Don’t be fooled by the recent smattering of days with temps in the 60s. Only transplants from warmer climates let themselves get excited about spring arriving in March. After all…this IS Minne-snowta! So, while we’re cautiously optimistic enough to put away our boots and mittens, we’re not breaking out the kiddie pool or the speedos just yet. Still, there’s plenty you can do for Minnesota lawn and yard care right now (at least before the next snowstorm blows in):
- Brrrr-lap. No need to keep those trees and shrubs covered any longer. Remove any burlap wrap and prune dead or damaged branches before buds appear.
- Divide and conquer. Cut back perennials to at least 4–5 inches for flowering plants, or 2–3 inches for ornamental grasses. Thin out overcrowded beds by dividing perennials like daylilies or hostas, leaving at least three stems per clump, and transplanting them to bare spots.
- Annual chore. Pull up old annuals, dead foliage and old leaves. Once the threat of frost passes, you can remove existing mulch too.
- Pile it up. Get that compost pile going with old leaves, plant cuttings and last year’s mulch. Keep the pile moist and aerate every few weeks to keep the decomposing process moving along.
- Plan it. Before your perennials start shooting up and the leaves pop out on your shrubs, take a good look around. See any bare spots? Thinking of making some changes from last year? Consider what you’d like to do, then make your new garden plan.
- Plant it. Got your plan? Great! Now start your seedlings indoors. It’s less expensive than stocking up at the nursery in six weeks.
- Book it. Now is the perfect time to start collecting bids for that patio, pathway, water feature or irrigation system you want. Now is the time when landscapers start booking up, so make your decision and you’ll be at the top of their list when it’s “go” time!
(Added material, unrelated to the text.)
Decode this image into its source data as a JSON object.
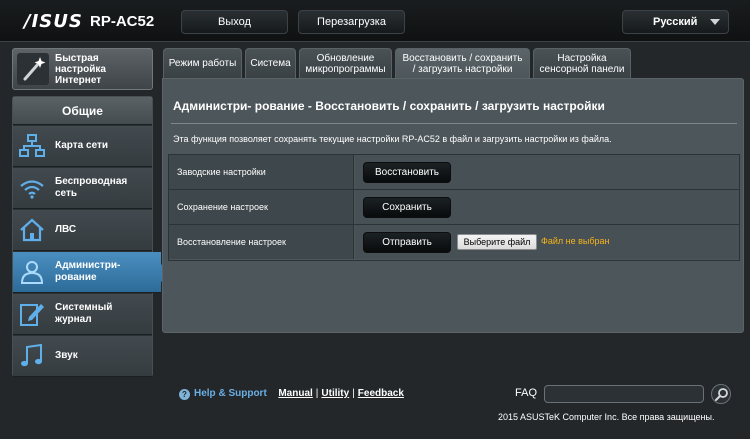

- Fit and trim. Get your lawn mower in shape now. Change the oil, sharpen the blades, and clean it up for peak performance for the season to come.
- Melting. Still have some large piles of snow in the shady spots of your yard? Spread it around. It’ll melt faster and keep snow mold from developing as the ground thaws.
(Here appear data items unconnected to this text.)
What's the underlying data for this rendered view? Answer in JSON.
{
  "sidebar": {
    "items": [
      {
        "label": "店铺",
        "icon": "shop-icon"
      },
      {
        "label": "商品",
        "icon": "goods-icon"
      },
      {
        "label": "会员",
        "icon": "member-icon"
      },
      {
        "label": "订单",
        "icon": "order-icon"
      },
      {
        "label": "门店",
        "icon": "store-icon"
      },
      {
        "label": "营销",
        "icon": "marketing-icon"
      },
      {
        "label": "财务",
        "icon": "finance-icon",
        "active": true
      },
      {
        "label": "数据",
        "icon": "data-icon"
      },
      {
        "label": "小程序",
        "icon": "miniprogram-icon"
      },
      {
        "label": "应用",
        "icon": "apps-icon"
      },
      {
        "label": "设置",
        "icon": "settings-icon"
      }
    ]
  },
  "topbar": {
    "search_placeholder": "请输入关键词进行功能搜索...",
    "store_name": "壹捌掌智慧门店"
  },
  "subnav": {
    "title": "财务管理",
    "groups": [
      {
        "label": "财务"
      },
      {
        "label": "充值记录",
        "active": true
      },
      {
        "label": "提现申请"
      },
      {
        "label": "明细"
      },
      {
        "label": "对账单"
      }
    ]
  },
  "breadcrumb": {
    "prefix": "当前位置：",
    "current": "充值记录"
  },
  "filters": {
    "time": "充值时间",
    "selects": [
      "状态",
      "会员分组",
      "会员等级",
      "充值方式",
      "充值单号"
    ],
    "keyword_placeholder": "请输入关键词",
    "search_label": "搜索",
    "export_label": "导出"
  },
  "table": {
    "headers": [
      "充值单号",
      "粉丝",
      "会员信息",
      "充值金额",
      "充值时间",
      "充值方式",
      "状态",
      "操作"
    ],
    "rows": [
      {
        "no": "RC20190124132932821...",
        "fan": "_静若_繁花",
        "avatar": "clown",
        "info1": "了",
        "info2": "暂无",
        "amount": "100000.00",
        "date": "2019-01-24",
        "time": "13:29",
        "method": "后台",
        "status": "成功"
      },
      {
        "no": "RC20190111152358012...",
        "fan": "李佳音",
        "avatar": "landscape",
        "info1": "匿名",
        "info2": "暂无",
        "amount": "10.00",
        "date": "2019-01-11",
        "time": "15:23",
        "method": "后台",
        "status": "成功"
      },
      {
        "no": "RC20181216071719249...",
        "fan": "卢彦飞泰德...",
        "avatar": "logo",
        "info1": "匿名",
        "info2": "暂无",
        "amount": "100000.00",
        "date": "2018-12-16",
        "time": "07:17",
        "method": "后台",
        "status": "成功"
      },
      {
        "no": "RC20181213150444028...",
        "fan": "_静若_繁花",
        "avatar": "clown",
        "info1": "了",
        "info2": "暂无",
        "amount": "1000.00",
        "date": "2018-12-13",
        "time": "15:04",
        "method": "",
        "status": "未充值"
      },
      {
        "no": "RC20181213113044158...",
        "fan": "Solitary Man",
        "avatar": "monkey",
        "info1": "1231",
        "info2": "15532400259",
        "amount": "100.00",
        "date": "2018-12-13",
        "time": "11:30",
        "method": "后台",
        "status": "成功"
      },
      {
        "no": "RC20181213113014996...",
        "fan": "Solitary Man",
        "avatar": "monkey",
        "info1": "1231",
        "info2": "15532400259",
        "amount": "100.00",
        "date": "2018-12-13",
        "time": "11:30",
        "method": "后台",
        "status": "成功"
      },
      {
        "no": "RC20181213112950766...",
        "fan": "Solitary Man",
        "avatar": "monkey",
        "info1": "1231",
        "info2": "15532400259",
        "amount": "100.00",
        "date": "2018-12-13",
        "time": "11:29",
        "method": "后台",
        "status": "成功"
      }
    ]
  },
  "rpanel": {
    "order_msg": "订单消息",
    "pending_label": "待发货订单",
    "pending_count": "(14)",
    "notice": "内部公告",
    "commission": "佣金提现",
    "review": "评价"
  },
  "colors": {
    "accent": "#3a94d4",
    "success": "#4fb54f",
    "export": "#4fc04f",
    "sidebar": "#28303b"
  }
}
- Early bird. Clean birdhouses and bird feeders and fill them with fresh seed when they dry.
- Have a seat. Remove patio furniture cushions from storage and air them out. Wash patio furniture and paint or repair surfaces so they’re like new.
- Keep it clean. Scrub old flower pots and replace cracked or chipped ones. Clean gardening tools, and buy new gardening gloves.
If you made it through the list, we’ve got just one more thing for you to do…sit by the window and wait for the perfect day to dig in the dirt and get going on the garden. It’ll be here before you know it!